Boyle parece se esforçar para dirigir um filme completamente diferente do anterior: já falou de viciados e sua derrocada sem firulas (Traisnpotting), fez uma comédia musical-romântica amalucada com anjos (Por uma Vida menos Ordinária) e levou os zumbis ao século XXI (Extermínio). Não surpreende que ele tenha se aventurado pela ficção científica em 2007, adaptando o argumento pouco criativo deste Sunshine. A história é bastante simples: o Sol está se esgotando e a humanidade resolve salvá-lo metendo toda sua carga nuclear em uma nave, ironicamente chamada Ícaro I, e mandando-a diretamente para a estrela. Como se desgraça pouca fosse bobagem, o filme começa na Ícaro II, cuja missão é ser bem-sucedida onde a primeira nave se estrepou totalmente.

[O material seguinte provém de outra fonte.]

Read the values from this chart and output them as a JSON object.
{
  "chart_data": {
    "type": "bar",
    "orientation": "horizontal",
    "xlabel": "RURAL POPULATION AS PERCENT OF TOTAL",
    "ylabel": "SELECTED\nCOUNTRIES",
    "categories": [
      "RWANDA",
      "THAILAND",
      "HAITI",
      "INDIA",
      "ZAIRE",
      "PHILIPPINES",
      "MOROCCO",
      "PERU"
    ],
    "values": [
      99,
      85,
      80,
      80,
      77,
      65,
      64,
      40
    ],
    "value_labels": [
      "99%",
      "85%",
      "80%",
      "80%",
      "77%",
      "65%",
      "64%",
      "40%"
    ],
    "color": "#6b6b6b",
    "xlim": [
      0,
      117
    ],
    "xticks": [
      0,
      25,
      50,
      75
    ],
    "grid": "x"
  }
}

Cillian Murphy é o comandante da nave e da sua equipe multicultural e racial; contrariando a lógica, o bom senso e seguindo o manual James T. Kirk de decisões impactantes, interrompe a missão para abordar a Ícaro I, encontrada a deriva. É onde Sunshine se sai melhor e pior. Há uma interessantíssima atração que o Sol exerce em alguns dos astronautas e que se torna ainda mais obsessiva a medida em que se aproximam dele; as duas naves têm salas em que eles passam algum tempo sendo bombardeados pela luz e calor inclementes da nossa grande estrela amarela. Por outro lado, é esta sala que dará origem ao bizarríssimo inimigo que a equipe terá que enfrentar – o filme vai de 2001 a subproduto de Alien em menos de uma hora.

Aliás, Sunshine parece-se em quase tudo com a obra-prima de Kubrick – é clara a homenagem que Boyle lhe presta, criando algumas sequências gráficas de tirar o fôlego, ajudado pelo belíssimo design de produção das naves. Há uma grande e bem conduzida preocupação em se criar um mundo crível, como se uma nave como aquela e sua tecnologia fossem possíveis em poucos anos. Numa decisão acertadíssima, Boyle jamais mostra a Terra morrendo com o definhar do Sol, o que acabaria com todo o charme desta produção. Da forma com foi feito, Sunshine é um passeio fascinante e um tanto sombrio pelas motivações de pessoas isoladas e forçadas a cumprir uma missão maior do que suas ambições.

É uma pena que uma homenagem tão sincera e detalhada ao que de melhor o cinema de ficção científica já produziu perca boa parte de sua força num final convencional.